Cook v. Iacono
This text of 32 Mass. L. Rptr. 580 (Cook v. Iacono) is published on Counsel Stack Legal Research, covering Massachusetts Superior Court primary law. Counsel Stack provides free access to over 12 million legal documents including statutes, case law, regulations, and constitutions.
Opinion
The defendant, Caritas Good Samaritan Hospital, has moved to dismiss the complaint of the plaintiff, Robert D. Cook, on grounds that Cook has not filed a bond as required under G.L.c. 231, §60B, following a medical malpractice tribunal’s ruling in favor of the defendant hospital. The plaintiff opposes the motion on grounds that Count XII of his amended complaint, which alleges fraud by the defendant hospital, was not subject to the jurisdiction of the tribunal and therefore remains pending.
On November 30, 2011, the court (Locke, J.) allowed the plaintiffs motion to amend his complaint. The amended complaint added a claim for “fraud and fraudulent concealment” by the defendant hospital and co-defendants. In the additional count, Cook alleged that the codefendants:
committed fraud and fraudulent concealment by omitting material facts in Cook’s health records concerning the nature of Cook’s medical treatment in order to hide errors made in Cook’s treatment and said activity by these parties was designed to hide from Cook the precise nature of the treatment he received so that Cook would not have the knowledge he needed to sue them for their wrongdoings.
First Amended Complaint, par. 75.
G.L.c. 231, §60B provides that “[e]veiy action for malpractice, error or mistake against a provider of health care shall be heard by a [medical malpractice] tribunal ...” The tribunal’s function is to determine “if the evidence presented if properly substantiated is sufficient to raise a legitimate question of liability-appropriate for judicial inquiry or whether the plaintiffs case is merely an unfortunate medical result.” If the tribunal finds against the plaintiff, the claim may only proceed if the plaintiff files a $6,000.00 bond payable to the defendant for costs in the event the plaintiff fails to obtain a final judgment.
The issue, therefore, is whether the plaintiffs claim for fraud falls within the scope of the issue considered by the tribunal that found in favor of the defendant hospital. If so, the complaint is subject to dismissal for failure to post a bond. If not, Count XII remains to be adjudicated.

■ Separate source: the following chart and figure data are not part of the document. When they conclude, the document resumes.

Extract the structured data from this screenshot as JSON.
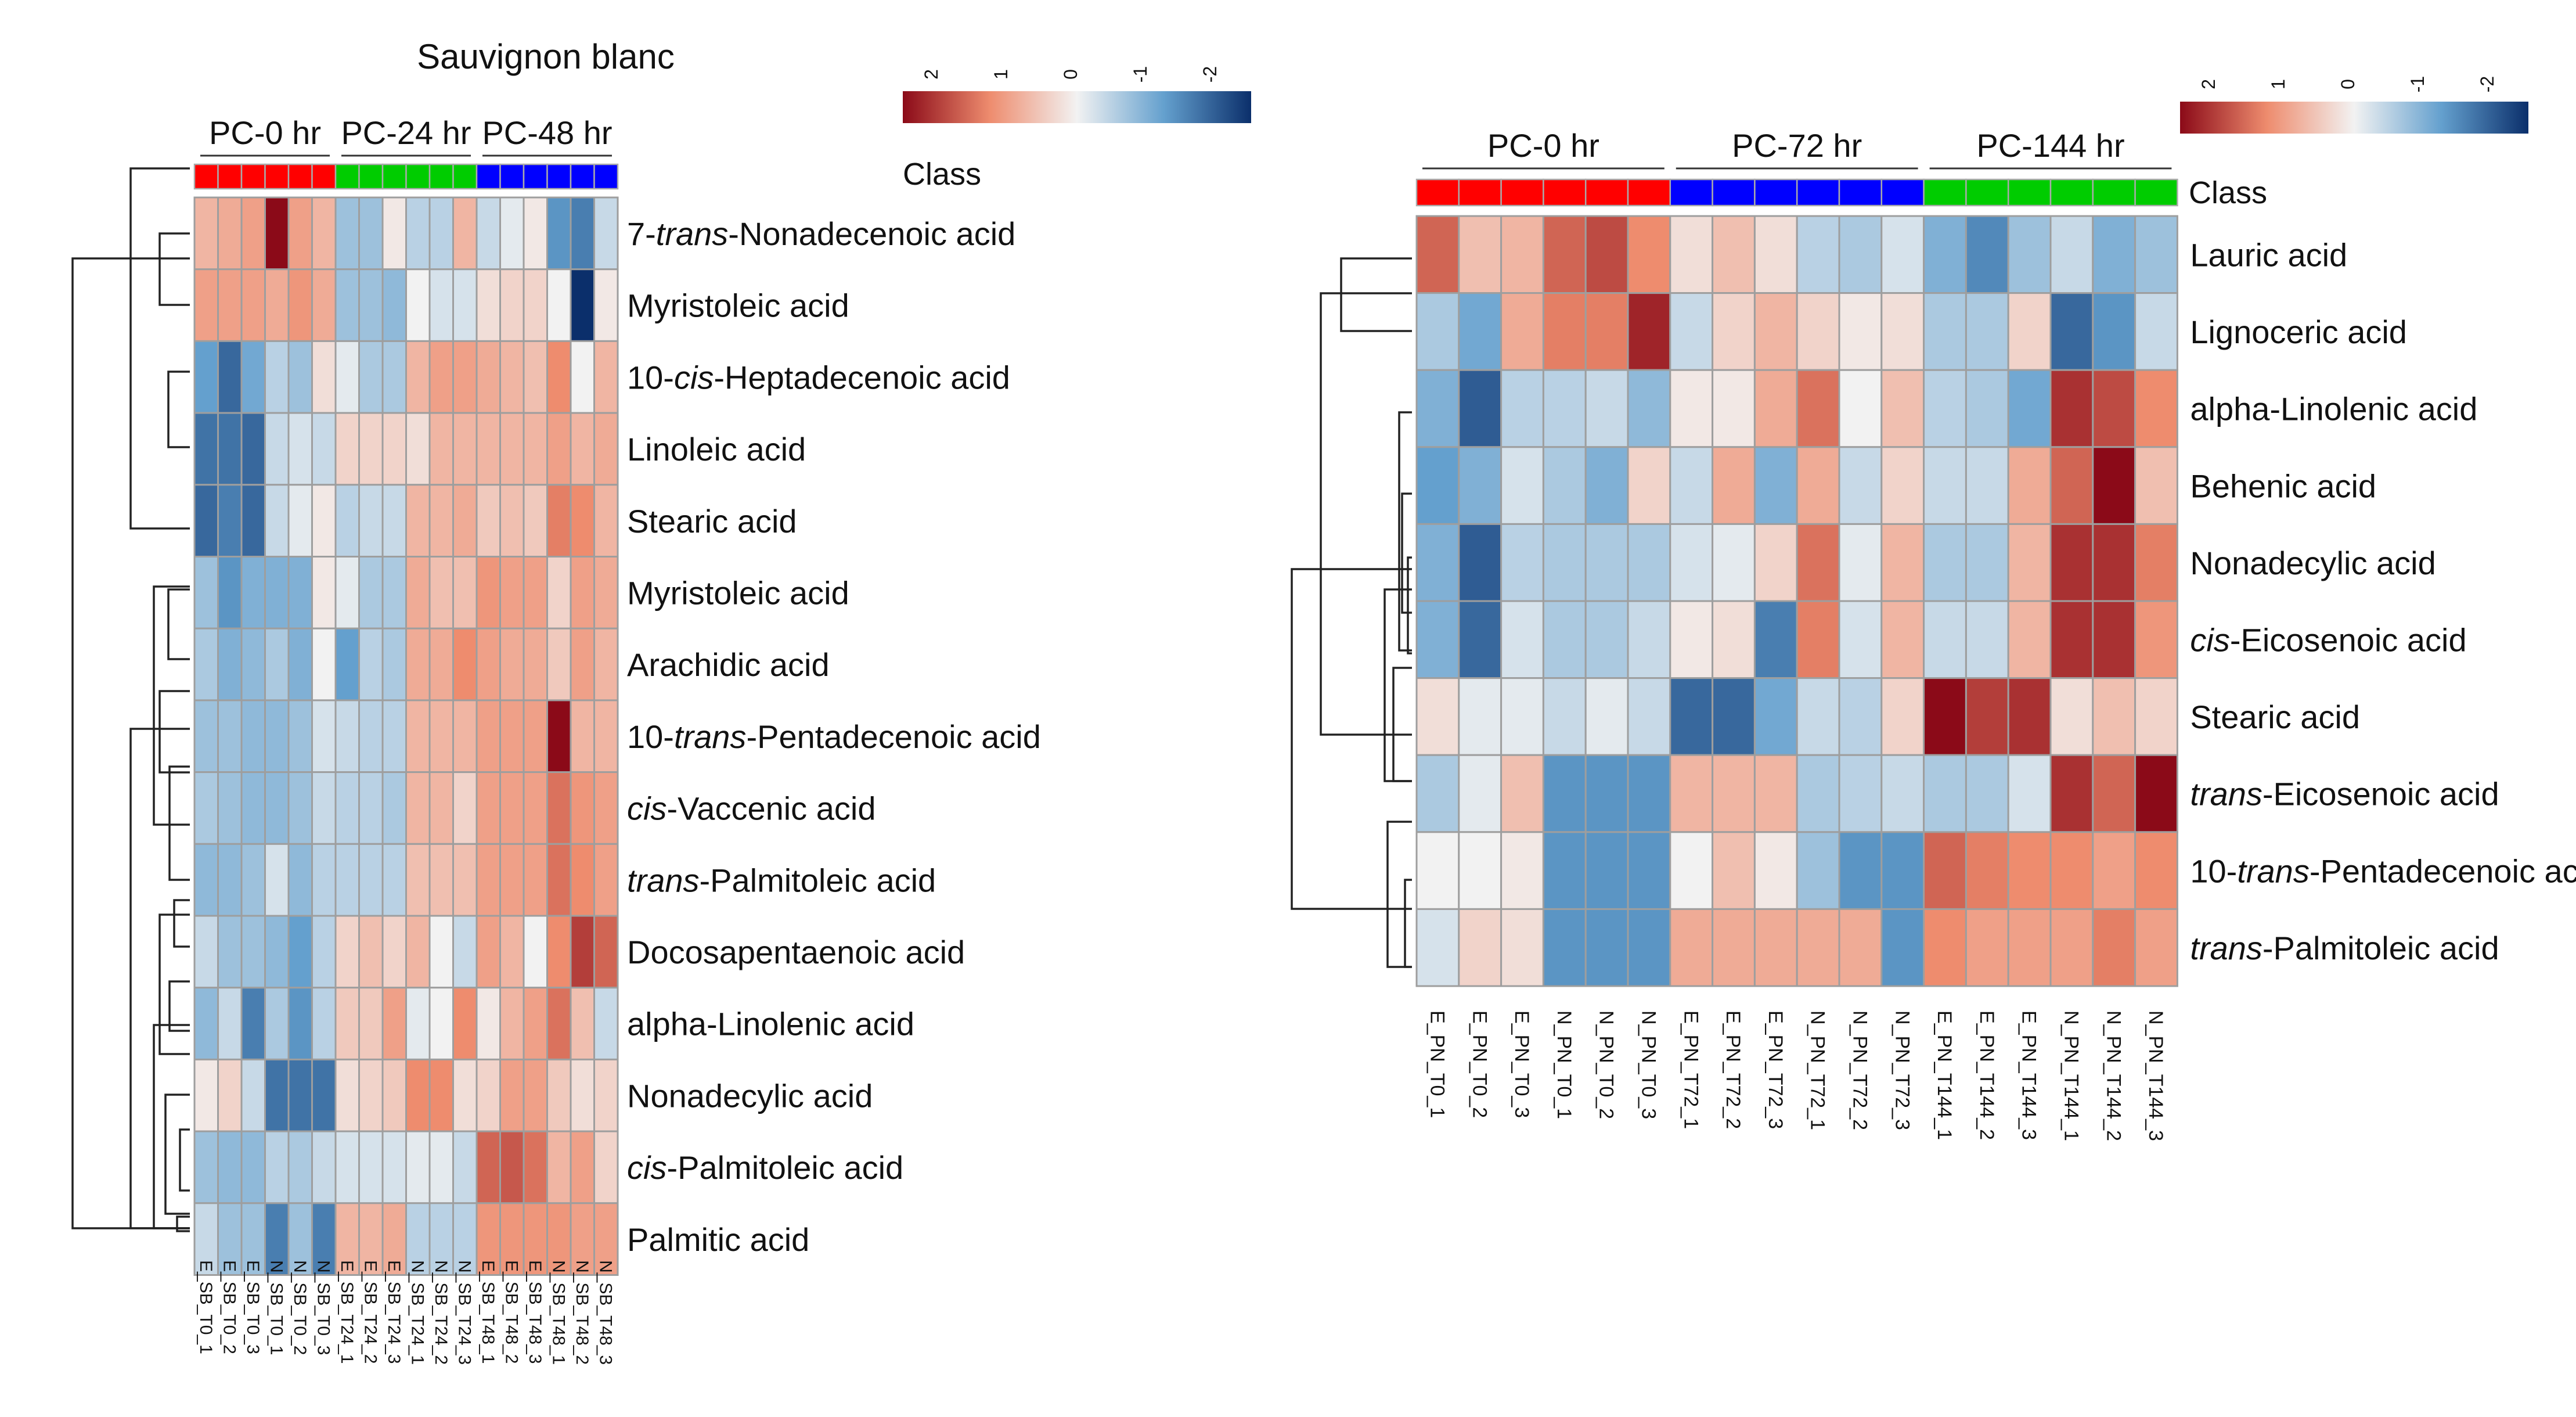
{
  "legend_ticks": [
    "2",
    "1",
    "0",
    "-1",
    "-2"
  ],
  "chart_data": [
    {
      "type": "heatmap",
      "title": "Sauvignon blanc",
      "class_label": "Class",
      "color_scale": {
        "min": -2,
        "max": 2,
        "low": "#0b2f6b",
        "mid": "#f2f2f2",
        "high": "#8b0a18"
      },
      "groups": [
        {
          "label": "PC-0 hr",
          "color": "#ff0000",
          "count": 6
        },
        {
          "label": "PC-24 hr",
          "color": "#00cc00",
          "count": 6
        },
        {
          "label": "PC-48 hr",
          "color": "#0000ff",
          "count": 6
        }
      ],
      "columns": [
        "E_SB_T0_1",
        "E_SB_T0_2",
        "E_SB_T0_3",
        "N_SB_T0_1",
        "N_SB_T0_2",
        "N_SB_T0_3",
        "E_SB_T24_1",
        "E_SB_T24_2",
        "E_SB_T24_3",
        "N_SB_T24_1",
        "N_SB_T24_2",
        "N_SB_T24_3",
        "E_SB_T48_1",
        "E_SB_T48_2",
        "E_SB_T48_3",
        "N_SB_T48_1",
        "N_SB_T48_2",
        "N_SB_T48_3"
      ],
      "rows": [
        {
          "pre": "7-",
          "it": "trans",
          "post": "-Nonadecenoic acid"
        },
        {
          "pre": "Myristoleic acid",
          "it": "",
          "post": ""
        },
        {
          "pre": "10-",
          "it": "cis",
          "post": "-Heptadecenoic acid"
        },
        {
          "pre": "Linoleic acid",
          "it": "",
          "post": ""
        },
        {
          "pre": "Stearic acid",
          "it": "",
          "post": ""
        },
        {
          "pre": "Myristoleic acid",
          "it": "",
          "post": ""
        },
        {
          "pre": "Arachidic acid",
          "it": "",
          "post": ""
        },
        {
          "pre": "10-",
          "it": "trans",
          "post": "-Pentadecenoic acid"
        },
        {
          "pre": "",
          "it": "cis",
          "post": "-Vaccenic acid"
        },
        {
          "pre": "",
          "it": "trans",
          "post": "-Palmitoleic acid"
        },
        {
          "pre": "Docosapentaenoic acid",
          "it": "",
          "post": ""
        },
        {
          "pre": "alpha-Linolenic acid",
          "it": "",
          "post": ""
        },
        {
          "pre": "Nonadecylic acid",
          "it": "",
          "post": ""
        },
        {
          "pre": "",
          "it": "cis",
          "post": "-Palmitoleic acid"
        },
        {
          "pre": "Palmitic acid",
          "it": "",
          "post": ""
        }
      ],
      "values": [
        [
          0.6,
          0.7,
          0.8,
          2.0,
          0.8,
          0.6,
          -0.6,
          -0.6,
          0.1,
          -0.4,
          -0.4,
          0.6,
          -0.3,
          -0.1,
          0.1,
          -1.1,
          -1.3,
          -0.3
        ],
        [
          0.8,
          0.8,
          0.8,
          0.7,
          0.9,
          0.7,
          -0.6,
          -0.6,
          -0.7,
          0.0,
          -0.2,
          -0.2,
          0.2,
          0.3,
          0.3,
          0.0,
          -2.0,
          0.1
        ],
        [
          -1.0,
          -1.5,
          -0.9,
          -0.4,
          -0.6,
          0.2,
          -0.1,
          -0.5,
          -0.5,
          0.6,
          0.8,
          0.8,
          0.7,
          0.6,
          0.5,
          1.0,
          0.0,
          0.6
        ],
        [
          -1.4,
          -1.4,
          -1.5,
          -0.3,
          -0.2,
          -0.3,
          0.3,
          0.3,
          0.3,
          0.2,
          0.6,
          0.6,
          0.6,
          0.6,
          0.6,
          0.8,
          0.6,
          0.7
        ],
        [
          -1.5,
          -1.3,
          -1.5,
          -0.3,
          -0.1,
          0.1,
          -0.4,
          -0.3,
          -0.3,
          0.6,
          0.6,
          0.7,
          0.4,
          0.5,
          0.4,
          1.1,
          1.0,
          0.6
        ],
        [
          -0.6,
          -1.1,
          -0.8,
          -0.8,
          -0.8,
          0.1,
          -0.1,
          -0.5,
          -0.5,
          0.7,
          0.5,
          0.5,
          0.9,
          0.8,
          0.8,
          0.3,
          0.8,
          0.7
        ],
        [
          -0.5,
          -0.8,
          -0.7,
          -0.5,
          -0.8,
          0.0,
          -1.0,
          -0.4,
          -0.5,
          0.7,
          0.7,
          1.0,
          0.8,
          0.7,
          0.7,
          0.4,
          0.8,
          0.6
        ],
        [
          -0.6,
          -0.6,
          -0.7,
          -0.7,
          -0.6,
          -0.2,
          -0.3,
          -0.4,
          -0.4,
          0.6,
          0.6,
          0.6,
          0.8,
          0.8,
          0.8,
          2.0,
          0.6,
          0.6
        ],
        [
          -0.5,
          -0.6,
          -0.7,
          -0.7,
          -0.6,
          -0.3,
          -0.4,
          -0.4,
          -0.5,
          0.6,
          0.6,
          0.3,
          0.8,
          0.8,
          0.8,
          1.2,
          0.9,
          0.8
        ],
        [
          -0.7,
          -0.7,
          -0.6,
          -0.2,
          -0.7,
          -0.4,
          -0.4,
          -0.4,
          -0.4,
          0.5,
          0.5,
          0.5,
          0.8,
          0.8,
          0.8,
          1.2,
          1.0,
          0.8
        ],
        [
          -0.3,
          -0.6,
          -0.6,
          -0.7,
          -1.0,
          -0.4,
          0.3,
          0.5,
          0.3,
          0.6,
          0.0,
          -0.3,
          0.8,
          0.6,
          0.0,
          1.0,
          1.6,
          1.3
        ],
        [
          -0.7,
          -0.3,
          -1.3,
          -0.5,
          -1.1,
          -0.4,
          0.4,
          0.4,
          0.8,
          -0.1,
          0.0,
          1.0,
          0.1,
          0.6,
          0.8,
          1.2,
          0.5,
          -0.3
        ],
        [
          0.1,
          0.3,
          -0.3,
          -1.4,
          -1.4,
          -1.4,
          0.2,
          0.3,
          0.4,
          1.0,
          1.0,
          0.2,
          0.3,
          0.8,
          0.8,
          0.4,
          0.2,
          0.3
        ],
        [
          -0.6,
          -0.7,
          -0.7,
          -0.4,
          -0.5,
          -0.3,
          -0.2,
          -0.2,
          -0.2,
          -0.1,
          -0.1,
          -0.3,
          1.3,
          1.4,
          1.2,
          0.6,
          0.8,
          0.3
        ],
        [
          -0.3,
          -0.6,
          -0.6,
          -1.3,
          -0.6,
          -1.3,
          0.6,
          0.6,
          0.7,
          -0.4,
          -0.4,
          -0.4,
          0.9,
          0.9,
          0.9,
          0.9,
          0.8,
          0.8
        ]
      ]
    },
    {
      "type": "heatmap",
      "title": "",
      "class_label": "Class",
      "color_scale": {
        "min": -2,
        "max": 2,
        "low": "#0b2f6b",
        "mid": "#f2f2f2",
        "high": "#8b0a18"
      },
      "groups": [
        {
          "label": "PC-0 hr",
          "color": "#ff0000",
          "count": 6
        },
        {
          "label": "PC-72 hr",
          "color": "#0000ff",
          "count": 6
        },
        {
          "label": "PC-144 hr",
          "color": "#00cc00",
          "count": 6
        }
      ],
      "columns": [
        "E_PN_T0_1",
        "E_PN_T0_2",
        "E_PN_T0_3",
        "N_PN_T0_1",
        "N_PN_T0_2",
        "N_PN_T0_3",
        "E_PN_T72_1",
        "E_PN_T72_2",
        "E_PN_T72_3",
        "N_PN_T72_1",
        "N_PN_T72_2",
        "N_PN_T72_3",
        "E_PN_T144_1",
        "E_PN_T144_2",
        "E_PN_T144_3",
        "N_PN_T144_1",
        "N_PN_T144_2",
        "N_PN_T144_3"
      ],
      "rows": [
        {
          "pre": "Lauric acid",
          "it": "",
          "post": ""
        },
        {
          "pre": "Lignoceric acid",
          "it": "",
          "post": ""
        },
        {
          "pre": "alpha-Linolenic acid",
          "it": "",
          "post": ""
        },
        {
          "pre": "Behenic acid",
          "it": "",
          "post": ""
        },
        {
          "pre": "Nonadecylic acid",
          "it": "",
          "post": ""
        },
        {
          "pre": "",
          "it": "cis",
          "post": "-Eicosenoic acid"
        },
        {
          "pre": "Stearic acid",
          "it": "",
          "post": ""
        },
        {
          "pre": "",
          "it": "trans",
          "post": "-Eicosenoic acid"
        },
        {
          "pre": "10-",
          "it": "trans",
          "post": "-Pentadecenoic acid"
        },
        {
          "pre": "",
          "it": "trans",
          "post": "-Palmitoleic acid"
        }
      ],
      "values": [
        [
          1.3,
          0.5,
          0.6,
          1.3,
          1.5,
          1.0,
          0.2,
          0.5,
          0.2,
          -0.4,
          -0.5,
          -0.2,
          -0.8,
          -1.2,
          -0.6,
          -0.3,
          -0.8,
          -0.6
        ],
        [
          -0.5,
          -0.9,
          0.7,
          1.1,
          1.1,
          1.8,
          -0.3,
          0.3,
          0.6,
          0.3,
          0.1,
          0.2,
          -0.5,
          -0.5,
          0.3,
          -1.5,
          -1.1,
          -0.3
        ],
        [
          -0.8,
          -1.6,
          -0.4,
          -0.4,
          -0.3,
          -0.7,
          0.1,
          0.1,
          0.7,
          1.2,
          0.0,
          0.5,
          -0.4,
          -0.5,
          -0.9,
          1.7,
          1.5,
          1.0
        ],
        [
          -1.0,
          -0.8,
          -0.2,
          -0.5,
          -0.8,
          0.3,
          -0.3,
          0.7,
          -0.8,
          0.7,
          -0.3,
          0.3,
          -0.3,
          -0.3,
          0.7,
          1.3,
          2.2,
          0.5
        ],
        [
          -0.8,
          -1.6,
          -0.4,
          -0.5,
          -0.5,
          -0.5,
          -0.2,
          -0.1,
          0.3,
          1.2,
          -0.1,
          0.6,
          -0.5,
          -0.5,
          0.6,
          1.7,
          1.7,
          1.1
        ],
        [
          -0.8,
          -1.5,
          -0.2,
          -0.5,
          -0.5,
          -0.3,
          0.1,
          0.2,
          -1.3,
          1.1,
          -0.2,
          0.6,
          -0.3,
          -0.3,
          0.6,
          1.7,
          1.7,
          0.9
        ],
        [
          0.2,
          -0.1,
          -0.1,
          -0.3,
          -0.1,
          -0.3,
          -1.5,
          -1.5,
          -0.9,
          -0.3,
          -0.4,
          0.3,
          2.0,
          1.6,
          1.7,
          0.2,
          0.5,
          0.3
        ],
        [
          -0.5,
          -0.1,
          0.5,
          -1.1,
          -1.1,
          -1.1,
          0.6,
          0.6,
          0.6,
          -0.5,
          -0.4,
          -0.3,
          -0.5,
          -0.5,
          -0.2,
          1.7,
          1.3,
          2.0
        ],
        [
          0.0,
          0.0,
          0.1,
          -1.1,
          -1.1,
          -1.1,
          0.0,
          0.5,
          0.1,
          -0.6,
          -1.1,
          -1.1,
          1.3,
          1.1,
          1.0,
          1.0,
          0.8,
          1.0
        ],
        [
          -0.2,
          0.3,
          0.2,
          -1.1,
          -1.1,
          -1.1,
          0.7,
          0.7,
          0.7,
          0.7,
          0.7,
          -1.1,
          1.0,
          0.8,
          0.8,
          0.8,
          1.1,
          0.8
        ]
      ]
    }
  ]
}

[581]*581“Although the medical malpractice tribunal statute does not define an ‘action for malpractice, error or mistake,’ see G.L.c. 231, §60B, our case law has defined the phrase broadly to encompass ‘all treatment-related claims.’ ” Vasa v. Compass Medical, P.C., 456 Mass. 175, 177 (2010), quoting Little v. Rosenthal, 376 Mass. 573, 576 (1978). “In contrast, claims that involve health care providers’ nonmedical activities are not subject to the requirements of G.L.c. 231, §60B.” Id. at 177 n.4.
The plaintiffs fraud claim is dependent on the existence of improper medical care. The claim is for fraudulently concealing medical “malpractice, error or mistake.” There can be no recovery for fraud unless someone provided improper medical care. Insofar as the claim seeks recovery for fraudulently concealing improper medical care by the defendant hospital, it would be within the scope of the finding by the tribunal that found in favor of the defendant hospital. However, the allegations in the amended complaint can be read to allege fraudulent concealment of improper medical care provided by the codefendant, Dr. Iacono. That part of the claim would not be within the scope of the finding by the tribunal that ruled in favor of the hospital. It might be dependent on the finding by the tribunal that considers whether Dr. Iacono committed “malpractice, error or mistake” in providing medical treatment, but that hearing has not yet taken place.
Accordingly, the motion of the defendant to dismiss is DENIED.